In Bahrain, however, the Arab Spring produced a deadlock between the king and his government, dominated by the Sunni Muslim minority, and the Shiah majority of the population. Since 2011, there have been a series of mass demonstrations in Bahrain against the government, demanding free elections and an end to Sunni domination. The government has met these demonstrations with violent repression and highly political trials. Over 100 people have been killed and many have suffered torture while in detention. The government went so far as to prosecute and imprison doctors and nurses who gave medical aid to demonstrators who had been injured by police gunfire or affected by tear gas. Over 50 medical professionals were convicted of sedition, and about a dozen are still in prison. This is a disgraceful proceeding. Doctors who are undertaking the requirements of the Hippocratic oath should not be treated like this and have rightly brought Bahrain international condemnation. All of this is deplorable, and I join with the members for Werriwa and Scullin in demanding that the government of Bahrain cease violent repression of peaceful demonstrations and release all who have been arrested for taking part in such demonstrations, particularly the doctors and nurses, who are doing no more than their medical duty.

At the same time, however, we need to be cautious in our approach to this situation. From 1602 to 1783, Bahrain was under the control of the Persian Empire. The Islamist regime in Tehran has not forgotten this and regards Bahrain as part of its sphere of influence. Since the Islamic revolution in Iran in 1979, the ayatollahs, particularly Ayatollah Khamenei, have continued to seek to extend Iran's power to the Gulf region and have consistently interfered in the internal affairs of Bahrain and other Gulf States.

It is clearly not in the interests of peace in the Middle East that the Iranian regime gain control of the Gulf States. The King of Bahrain postulates himself as a friend of the West, and Bahrain provides basing facilities for the US Fifth Fleet. I make no apology for the fact that it would be against peace in the Middle East, against democratic interests and against Australia's interests for the government of Bahrain to be overthrown and replaced by an Islamist regime controlled by Iran.

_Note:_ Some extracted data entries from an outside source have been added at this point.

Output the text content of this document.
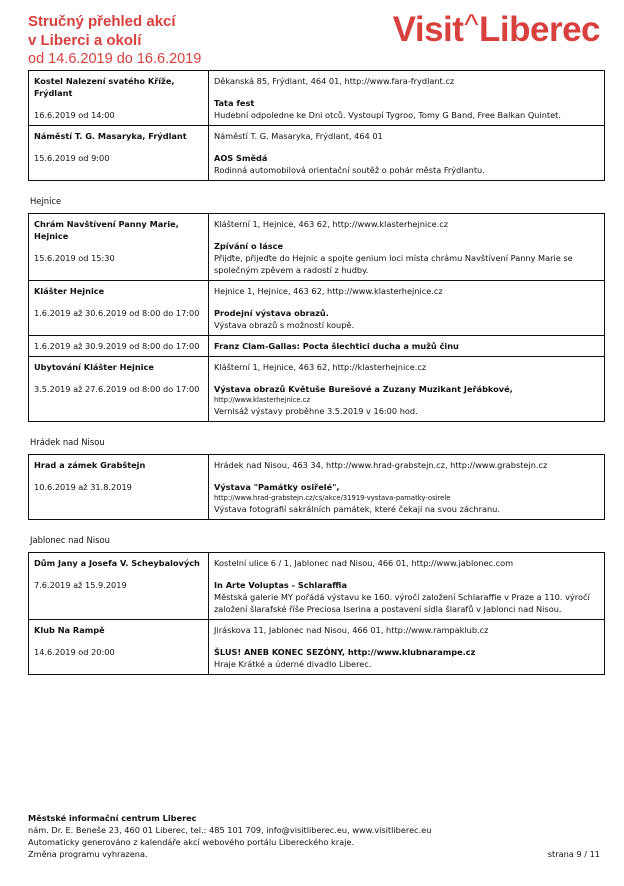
Stručný přehled akcí
v Liberci a okolí
od 14.6.2019 do 16.6.2019
Visit^Liberec
Kostel Nalezení svatého Kříže, Frýdlant
16.6.2019 od 14:00	Děkanská 85, Frýdlant, 464 01, http://www.fara-frydlant.cz
Tata fest
Hudební odpoledne ke Dni otců. Vystoupí Tygroo, Tomy G Band, Free Balkan Quintet.

Náměstí T. G. Masaryka, Frýdlant
15.6.2019 od 9:00	Náměstí T. G. Masaryka, Frýdlant, 464 01
AOS Smědá
Rodinná automobilová orientační soutěž o pohár města Frýdlantu.
Hejnice
Chrám Navštívení Panny Marie, Hejnice
15.6.2019 od 15:30	Klášterní 1, Hejnice, 463 62, http://www.klasterhejnice.cz
Zpívání o lásce
Přijďte, přijeďte do Hejnic a spojte genium loci místa chrámu Navštívení Panny Marie se společným zpěvem a radostí z hudby.

Klášter Hejnice
1.6.2019 až 30.6.2019 od 8:00 do 17:00	Hejnice 1, Hejnice, 463 62, http://www.klasterhejnice.cz
Prodejní výstava obrazů.
Výstava obrazů s možností koupě.

1.6.2019 až 30.9.2019 od 8:00 do 17:00	Franz Clam-Gallas: Pocta šlechtici ducha a mužů činu

Ubytování Klášter Hejnice
3.5.2019 až 27.6.2019 od 8:00 do 17:00	Klášterní 1, Hejnice, 463 62, http://klasterhejnice.cz
Výstava obrazů Květuše Burešové a Zuzany Muzikant Jeřábkové,
http://www.klasterhejnice.cz
Vernisáž výstavy proběhne 3.5.2019 v 16:00 hod.
Hrádek nad Nisou
Hrad a zámek Grabštejn
10.6.2019 až 31.8.2019

Hrádek nad Nisou, 463 34, http://www.hrad-grabstejn.cz, http://www.grabstejn.cz
Výstava "Památky osiřelé",
http://www.hrad-grabstejn.cz/cs/akce/31919-vystava-pamatky-osirele
Výstava fotografií sakrálních památek, které čekají na svou záchranu.
Jablonec nad Nisou
Dům Jany a Josefa V. Scheybalových
7.6.2019 až 15.9.2019	Kostelní ulice 6 / 1, Jablonec nad Nisou, 466 01, http://www.jablonec.com
In Arte Voluptas - Schlaraffia
Městská galerie MY pořádá výstavu ke 160. výročí založení Schlaraffie v Praze a 110. výročí založení šlarafské říše Preciosa Iserina a postavení sídla šlarafů v Jablonci nad Nisou.

Klub Na Rampě
14.6.2019 od 20:00	Jiráskova 11, Jablonec nad Nisou, 466 01, http://www.rampaklub.cz
ŠLUS! ANEB KONEC SEZÓNY, http://www.klubnarampe.cz
Hraje Krátké a úderné divadlo Liberec.
Městské informační centrum Liberec
nám. Dr. E. Beneše 23, 460 01 Liberec, tel.: 485 101 709, info@visitliberec.eu, www.visitliberec.eu
Automaticky generováno z kalendáře akcí webového portálu Libereckého kraje.
Změna programu vyhrazena.	strana 9 / 11
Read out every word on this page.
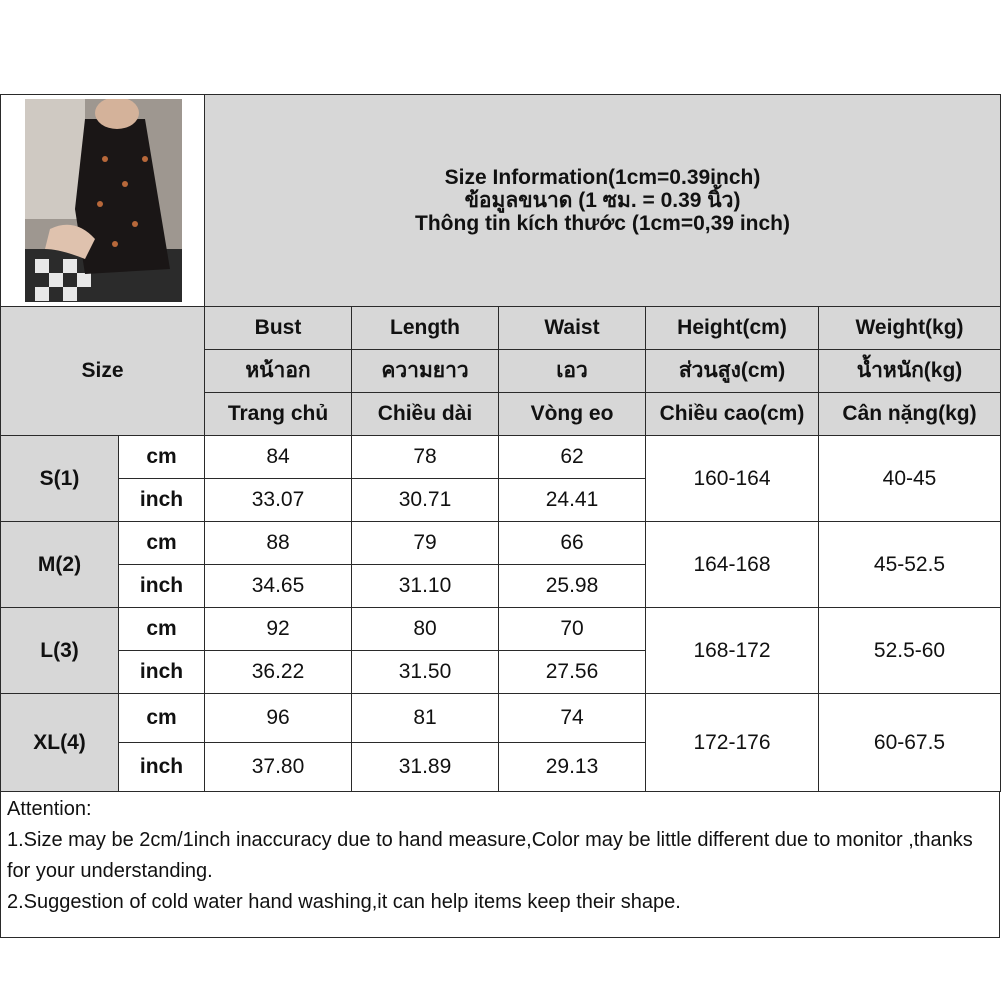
Size Information(1cm=0.39inch)
ข้อมูลขนาด (1 ซม. = 0.39 นิ้ว)
Thông tin kích thước (1cm=0,39 inch)				

Size		Bust	Length	Waist	Height(cm)	Weight(kg)
		หน้าอก	ความยาว	เอว	ส่วนสูง(cm)	น้ำหนัก(kg)
		Trang chủ	Chiều dài	Vòng eo	Chiều cao(cm)	Cân nặng(kg)
S(1)	cm	84	78	62	160-164	40-45
	inch	33.07	30.71	24.41		
M(2)	cm	88	79	66	164-168	45-52.5
	inch	34.65	31.10	25.98		
L(3)	cm	92	80	70	168-172	52.5-60
	inch	36.22	31.50	27.56		
XL(4)	cm	96	81	74	172-176	60-67.5
	inch	37.80	31.89	29.13		
Attention:
1.Size may be 2cm/1inch inaccuracy due to hand measure,Color may be little different due to monitor ,thanks for your understanding.
2.Suggestion of cold water hand washing,it can help items keep their shape.
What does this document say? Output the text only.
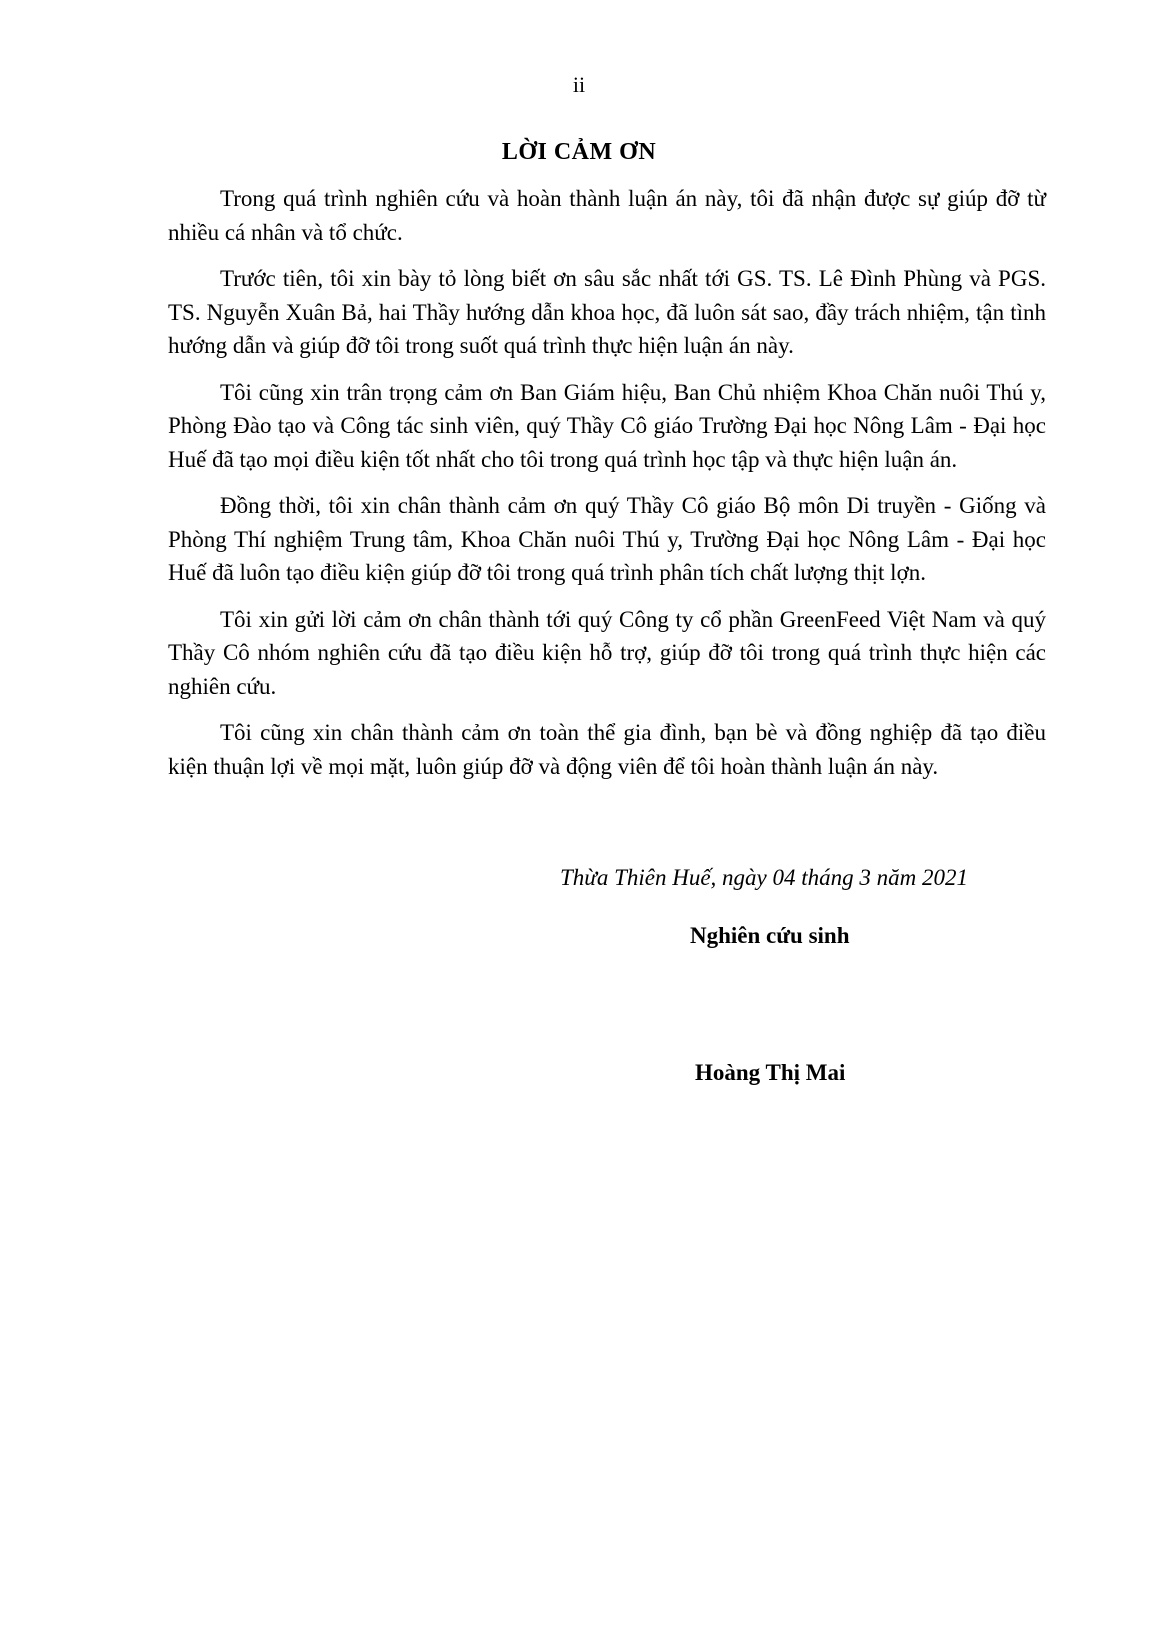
ii
LỜI CẢM ƠN

Trong quá trình nghiên cứu và hoàn thành luận án này, tôi đã nhận được sự giúp đỡ từ nhiều cá nhân và tổ chức.

Trước tiên, tôi xin bày tỏ lòng biết ơn sâu sắc nhất tới GS. TS. Lê Đình Phùng và PGS. TS. Nguyễn Xuân Bả, hai Thầy hướng dẫn khoa học, đã luôn sát sao, đầy trách nhiệm, tận tình hướng dẫn và giúp đỡ tôi trong suốt quá trình thực hiện luận án này.

Tôi cũng xin trân trọng cảm ơn Ban Giám hiệu, Ban Chủ nhiệm Khoa Chăn nuôi Thú y, Phòng Đào tạo và Công tác sinh viên, quý Thầy Cô giáo Trường Đại học Nông Lâm - Đại học Huế đã tạo mọi điều kiện tốt nhất cho tôi trong quá trình học tập và thực hiện luận án.

Đồng thời, tôi xin chân thành cảm ơn quý Thầy Cô giáo Bộ môn Di truyền - Giống và Phòng Thí nghiệm Trung tâm, Khoa Chăn nuôi Thú y, Trường Đại học Nông Lâm - Đại học Huế đã luôn tạo điều kiện giúp đỡ tôi trong quá trình phân tích chất lượng thịt lợn.

Tôi xin gửi lời cảm ơn chân thành tới quý Công ty cổ phần GreenFeed Việt Nam và quý Thầy Cô nhóm nghiên cứu đã tạo điều kiện hỗ trợ, giúp đỡ tôi trong quá trình thực hiện các nghiên cứu.

Tôi cũng xin chân thành cảm ơn toàn thể gia đình, bạn bè và đồng nghiệp đã tạo điều kiện thuận lợi về mọi mặt, luôn giúp đỡ và động viên để tôi hoàn thành luận án này.

Thừa Thiên Huế, ngày 04 tháng 3 năm 2021
Nghiên cứu sinh
Hoàng Thị Mai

But there are other ways out of this dilemma. If the government of Bahrain wishes to stay in power and retain the support of the democratic world and of other people in the Middle East, it needs to win the confidence of its own subjects. As the member for Scullin suggested, the people of Bahrain should be allowed to enter into a dialogue with their government. The king should release all political prisoners and allow free elections within a constitutional framework that guarantees the rights and freedoms of all Bahrainis. Then Bahrain would be a worthy recipient of the support of the democratic world against Iranian expansionism, amongst other things.

I commend the member for Werriwa and the member for Scullin for their participation in this debate—and indeed the member for Werriwa's initiation of it—and join them in calling for a national peaceful dialogue in Bahrain, which has recently commenced and recently been suspended. I call on the government of Bahrain to recommence those peaceful negotiations as soon as possible in the interests of all of its subjects and peace in that part of the world.